Macron et ses amis ne reconnaissent jamais ces domaines d'expertise populaires (ces domaines d'expertise peuvent parfois travailler avec des universitaires, des chercheurs peu reconnus par les sphères supérieures...). Ils ne sont que dans la représentation des intérêts des sphères supérieures de la société et ne reconnaissent que l'expertise de ceux qui ont été formés dans les écoles de reproduction de la domination. Par conséquent, ils dévoilent la conscience de classe des espaces complexes dominants, ceux de la bourgeoisie et de leurs grandes écoles et obligent les espaces complexes inférieurs à répondre par une conscience de classe opposée (la conscience de classe comme la lutte de classe est une volonté, par un fait, elle n'existe que si on veut qu'elle existe, pour riposter, pour se défendre, pour conquérir des droits, pour renverser un régime autoritaire, etc.). Si la lutte de classe n'était plus à la mode, Macron l'a remis au goût du jour car lorsque les gouvernants n'écoutent plus la base, celle-ci se durcit.

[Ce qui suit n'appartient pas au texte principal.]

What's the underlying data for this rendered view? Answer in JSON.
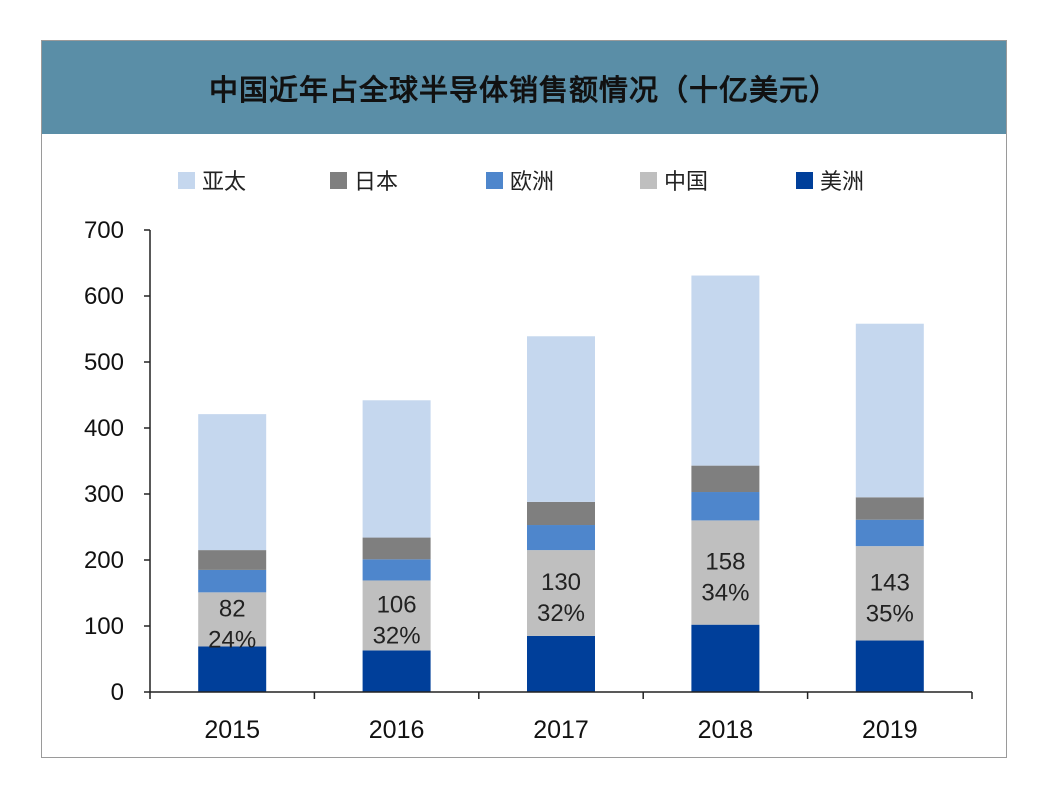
{
  "chart_data": {
    "type": "bar",
    "stacked": true,
    "title": "中国近年占全球半导体销售额情况（十亿美元）",
    "categories": [
      "2015",
      "2016",
      "2017",
      "2018",
      "2019"
    ],
    "ylim": [
      0,
      700
    ],
    "yticks": [
      0,
      100,
      200,
      300,
      400,
      500,
      600,
      700
    ],
    "legend_position": "top",
    "series": [
      {
        "name": "美洲",
        "color": "#003f9a",
        "values": [
          69,
          63,
          85,
          102,
          78
        ]
      },
      {
        "name": "中国",
        "color": "#bfbfbf",
        "values": [
          82,
          106,
          130,
          158,
          143
        ]
      },
      {
        "name": "欧洲",
        "color": "#4e86cc",
        "values": [
          34,
          32,
          38,
          43,
          40
        ]
      },
      {
        "name": "日本",
        "color": "#7f7f7f",
        "values": [
          30,
          33,
          35,
          40,
          34
        ]
      },
      {
        "name": "亚太",
        "color": "#c5d7ee",
        "values": [
          206,
          208,
          251,
          288,
          263
        ]
      }
    ],
    "legend_order": [
      "亚太",
      "日本",
      "欧洲",
      "中国",
      "美洲"
    ],
    "annotations": [
      {
        "category": "2015",
        "series": "中国",
        "value": "82",
        "share": "24%"
      },
      {
        "category": "2016",
        "series": "中国",
        "value": "106",
        "share": "32%"
      },
      {
        "category": "2017",
        "series": "中国",
        "value": "130",
        "share": "32%"
      },
      {
        "category": "2018",
        "series": "中国",
        "value": "158",
        "share": "34%"
      },
      {
        "category": "2019",
        "series": "中国",
        "value": "143",
        "share": "35%"
      }
    ]
  }
}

Au-delà même de la lutte pour les retraites, ce mouvement social révèle le besoin d'écouter l'expertise des sphères inférieures qui souvent "savent ce qu'il faut faire" pour combattre la pauvreté et se préparer au effets, certes effrayants, du réchauffement climatique. La gouvernance devrait agir plus comme des coordinateurs des espaces complexes que comme des représentants d'une classe. Mais Macron a rappelé à tout le monde qu'une classe dominante agit toujours et encore de façon égoïste et oblige les sphères inférieures à se coordonner pour combattre cet égoïsme. Pourvu que le meilleur sorte de cette lutte dont l'issue politique est incertaine.